Neste sentido, o entendimento do TJ/MG não é isolado. Arina do Vale, também advogada do Albuquerque Melo na área de Prevenção de Litígios e Recuperação de Créditos, ressalta que outros estados já estimulam a busca por acordos diretos com as empresas. “Esse é um entendimento que está se tornando cada vez mais comum. Em Santa Catarina, por exemplo, faz tempo que eles aconselham o consumidor a primeiro tentar a solução extrajudicial junto às empresas”.
Impacto da decisão
A decisão implica tanto um desafio quanto uma oportunidade para os prestadores de serviços.
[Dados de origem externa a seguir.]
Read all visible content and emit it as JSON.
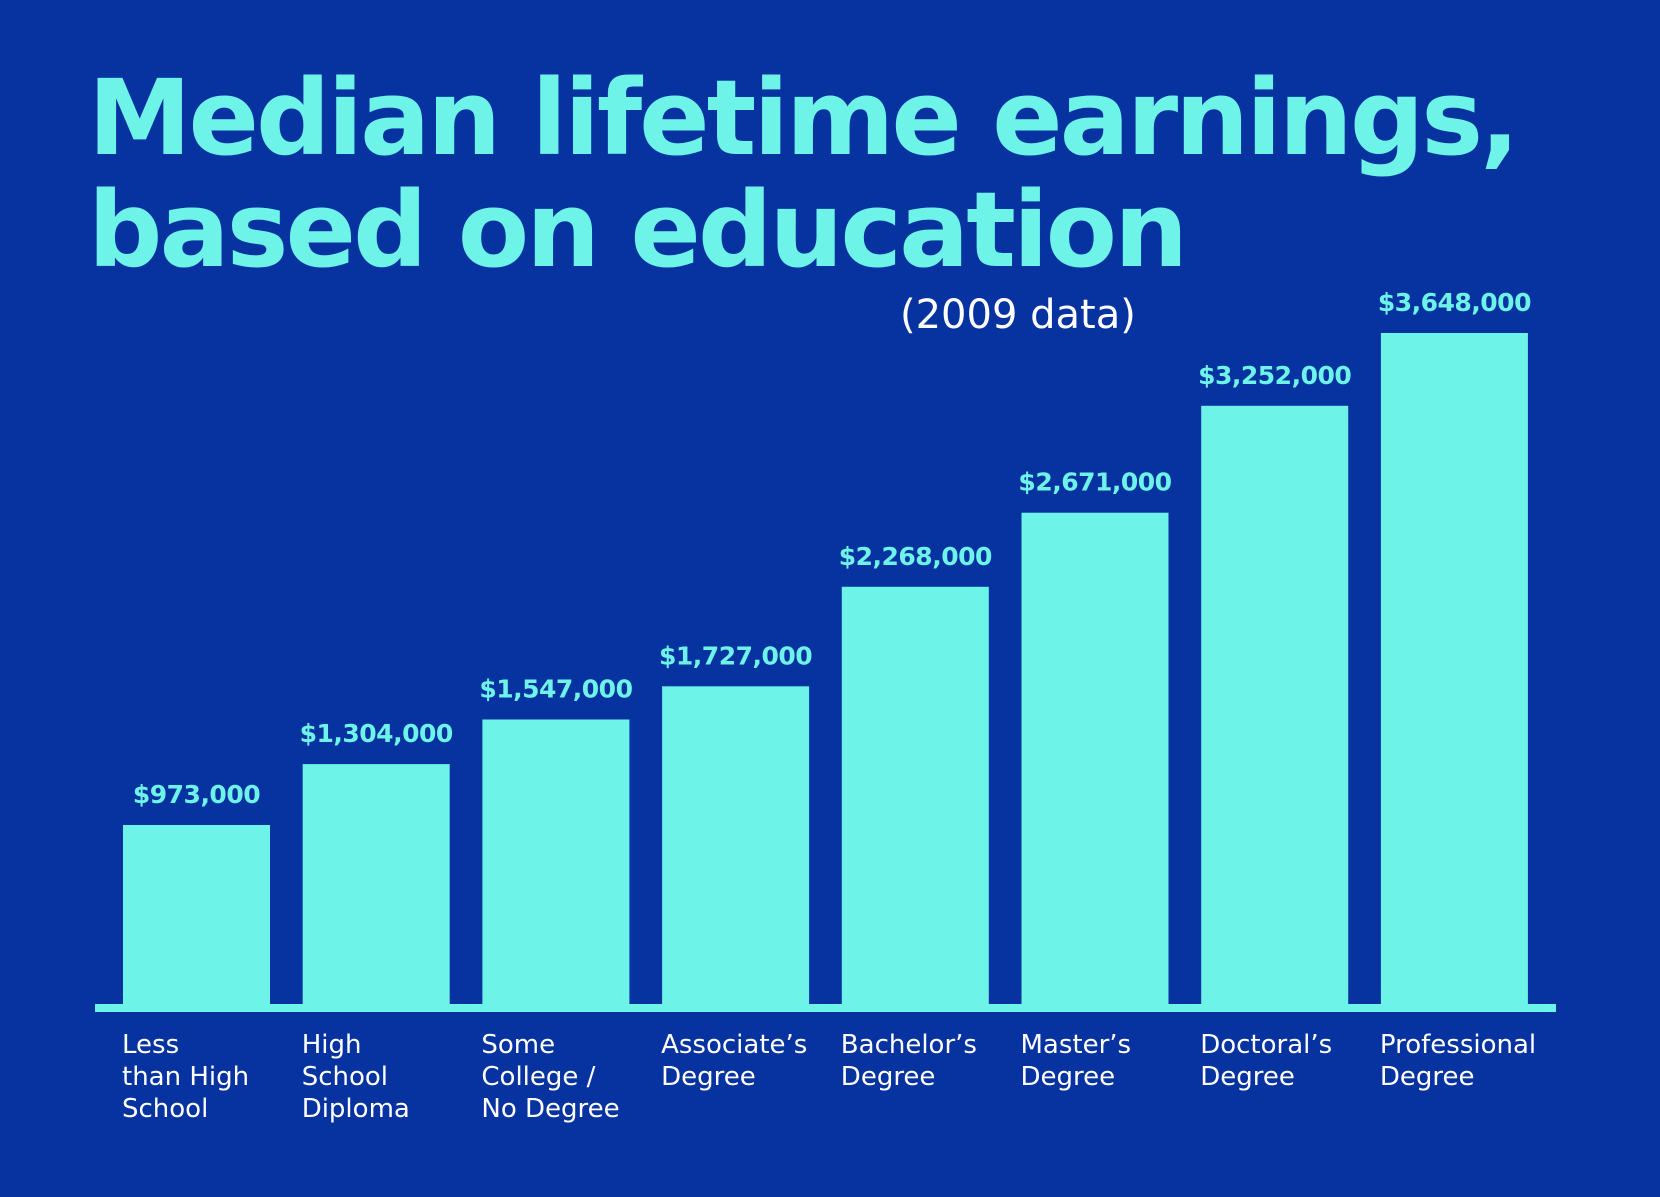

Além de investirem em canais de atendimento e em estratégias de comunicação claras com os consumidores, as empresas precisam desenvolver processos eficazes para lidar com demandas que não estão no âmbito judicial. “Vejo que o papel da comunicação nas empresas é crucial, pois é responsabilidade delas estabelecer canais acessíveis para interação com o consumidor. Ademais, é delas a responsabilidade de orientar sobre seus meios de atendimento, bem como as alternativas para a resolução de conflitos, como o Consumidor.gov e o Procon”, alerta Belmonte.
Ricardo Quass Duarte é sócio de Resolução de Disputas do Souto Correa Advogados. Em sua visão, a decisão do TJ/MG é correta: “muitas empresas só tomam conhecimento da reclamação do consumidor no Judiciário, o que é um despropósito”.
Litigância predatória
Tudo começa no seguinte fato: o consumidor tem um problema. Mas antes de procurar a empresa, ele procura o advogado. E, em vez de notificar previamente a empesa, o advogado ingressa com uma ação. “Em pesquisa realizada em 2017, no Tribunal de Justiça do Rio de Janeiro (TJ/RJ), concluiu-se que, das quase 2.800 ações analisadas, propostas em Juizados Especiais Cíveis (JECs), em 57% dos casos o autor jamais havia realizado qualquer contato com o réu antes da propositura da demanda. Para agravar ainda mais o cenário, esse número chegava a 82% para os autores que já tinham proposto mais de 30 ações (ou seja, não poderiam sequer ser considerados ‘litigantes eventuais’)”.
Ou seja: se a empresa tomasse conhecimento do problema antes, o mesmo poderia ser resolvido de forma rápida e menos custosa. Não haveria necessidade de contratação de advogado, nem de pagamento de custas. E muito menos de aguardar o tempo necessário para que o processo seja resolvido.
“Todos sairiam ganhando. Além disso, o resultado de uma demanda judicial é sempre incerto. Por mais que a empresa ou o consumidor tenham direito, não necessariamente os Tribunais reconhecerão esse direito. Há muita insegurança jurídica sobre diversos temas”, alerta Ricardo Quass Duarte.
Litígios consumeristas
Questionado se a busca de solução extrajudicial pode reduzir os altos índices de litígio nessa seara, o especialista é enfático: “Certamente. Inclusive, empresas que adotaram métodos de resolução online de conflitos (os chamados ‘ODRs’), como Mercado Livre e eBay, reportaram índices altíssimos de solução extrajudicial. Em alguns casos, essas taxas atingiram 90%. Outras plataformas, como o próprio Consumidor.gov também têm tido ótimos índices de resolução de disputas. Se as empresas e os consumidores perceberem que todos saem ganhando com a solução extrajudicial, certamente o número de processos será reduzido”, ressalta Ricardo.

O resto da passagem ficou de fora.